Bairnsdale is the commercial centre for the East Gippsland region and the seat of local government for the East Gippsland Shire.

Educational facilities in Bairnsdale include two high schools, Bairnsdale Secondary College which has approx 1200 students (Government) and Nagle College which has about 800 students (Catholic Private), a number of primary schools and kindergartens, and limited tertiary education facilities mainly consisting of the East Gippsland Institute of TAFE.

The Aboriginal name for Bairnsdale was Wy Yung (or Wy-yung), meaning spoonbill (a type of wading bird). Wy Yung is now the name for a suburb of Bairnsdale, located north of the town across the Mitchell River.
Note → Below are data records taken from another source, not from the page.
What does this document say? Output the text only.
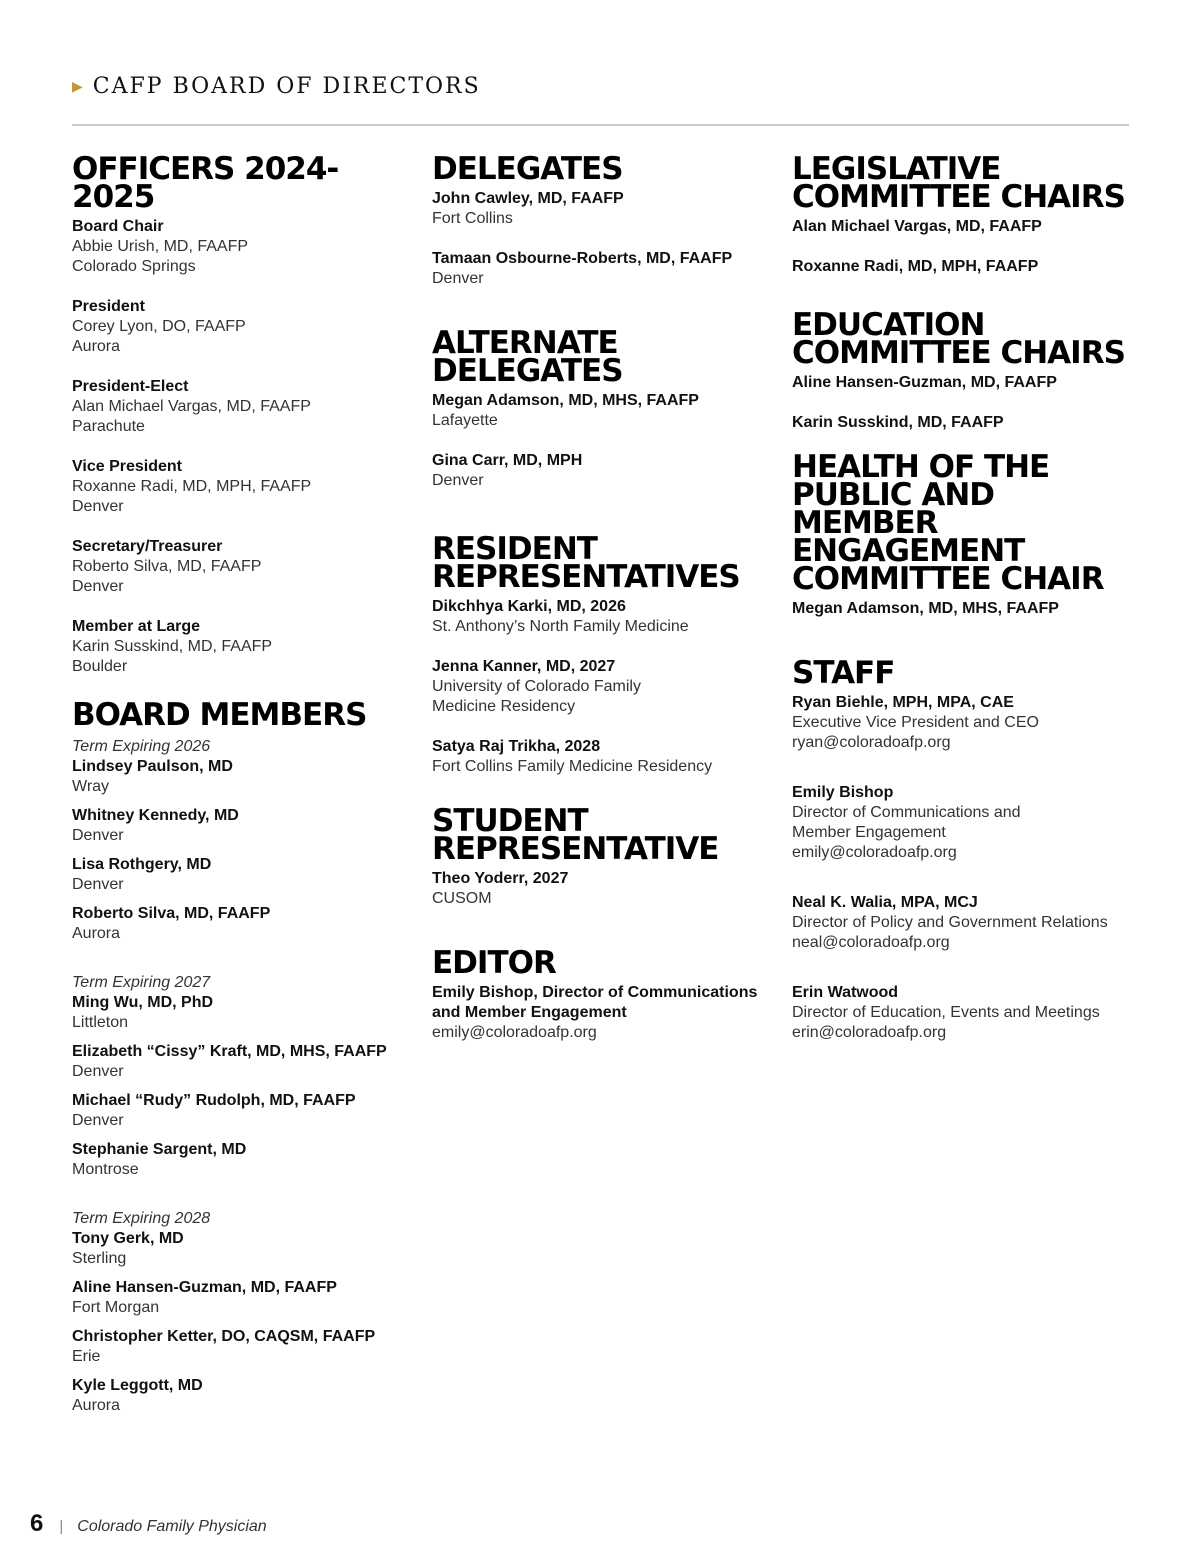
▶ CAFP BOARD OF DIRECTORS
OFFICERS 2024-2025
Board Chair
Abbie Urish, MD, FAAFP
Colorado Springs
President
Corey Lyon, DO, FAAFP
Aurora
President-Elect
Alan Michael Vargas, MD, FAAFP
Parachute
Vice President
Roxanne Radi, MD, MPH, FAAFP
Denver
Secretary/Treasurer
Roberto Silva, MD, FAAFP
Denver
Member at Large
Karin Susskind, MD, FAAFP
Boulder
BOARD MEMBERS
Term Expiring 2026
Lindsey Paulson, MD
Wray
Whitney Kennedy, MD
Denver
Lisa Rothgery, MD
Denver
Roberto Silva, MD, FAAFP
Aurora
Term Expiring 2027
Ming Wu, MD, PhD
Littleton
Elizabeth “Cissy” Kraft, MD, MHS, FAAFP
Denver
Michael “Rudy” Rudolph, MD, FAAFP
Denver
Stephanie Sargent, MD
Montrose
Term Expiring 2028
Tony Gerk, MD
Sterling
Aline Hansen-Guzman, MD, FAAFP
Fort Morgan
Christopher Ketter, DO, CAQSM, FAAFP
Erie
Kyle Leggott, MD
Aurora
DELEGATES
John Cawley, MD, FAAFP
Fort Collins
Tamaan Osbourne-Roberts, MD, FAAFP
Denver
ALTERNATE DELEGATES
Megan Adamson, MD, MHS, FAAFP
Lafayette
Gina Carr, MD, MPH
Denver
RESIDENT
REPRESENTATIVES
Dikchhya Karki, MD, 2026
St. Anthony’s North Family Medicine
Jenna Kanner, MD, 2027
University of Colorado Family
Medicine Residency
Satya Raj Trikha, 2028
Fort Collins Family Medicine Residency
STUDENT
REPRESENTATIVE
Theo Yoderr, 2027
CUSOM
EDITOR
Emily Bishop, Director of Communications
and Member Engagement
emily@coloradoafp.org
LEGISLATIVE
COMMITTEE CHAIRS
Alan Michael Vargas, MD, FAAFP
Roxanne Radi, MD, MPH, FAAFP
EDUCATION
COMMITTEE CHAIRS
Aline Hansen-Guzman, MD, FAAFP
Karin Susskind, MD, FAAFP
HEALTH OF THE
PUBLIC AND MEMBER
ENGAGEMENT
COMMITTEE CHAIR
Megan Adamson, MD, MHS, FAAFP
STAFF
Ryan Biehle, MPH, MPA, CAE
Executive Vice President and CEO
ryan@coloradoafp.org
Emily Bishop
Director of Communications and
Member Engagement
emily@coloradoafp.org
Neal K. Walia, MPA, MCJ
Director of Policy and Government Relations
neal@coloradoafp.org
Erin Watwood
Director of Education, Events and Meetings
erin@coloradoafp.org
6 | Colorado Family Physician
The current name was taken from the name of the property owned by pioneer settler Archibald Macleod, who took up the run on the west bank of the Mitchell River in 1844. Bairnsdale is probably derived from the name of Macleod’s family home on the Isle of Skye, Scotland, which had the name ‘Bernisdale’. An alternative interpretation was that Macleod returned after a long absence to find a number of ‘bairns’ (a Scottish term for babies) at the station. The name may in fact be a conjunction of these two stories, accounting for the transformation of ‘Bernis’ to ‘Bairns’.

The town site itself was not surveyed until 1859, with the first blocks of land sold in 1860. Lucknow (now an eastern suburb of Bairnsdale on the east bank of the river, probably named for the Indian city of Lucknow) was at this time already a thriving village.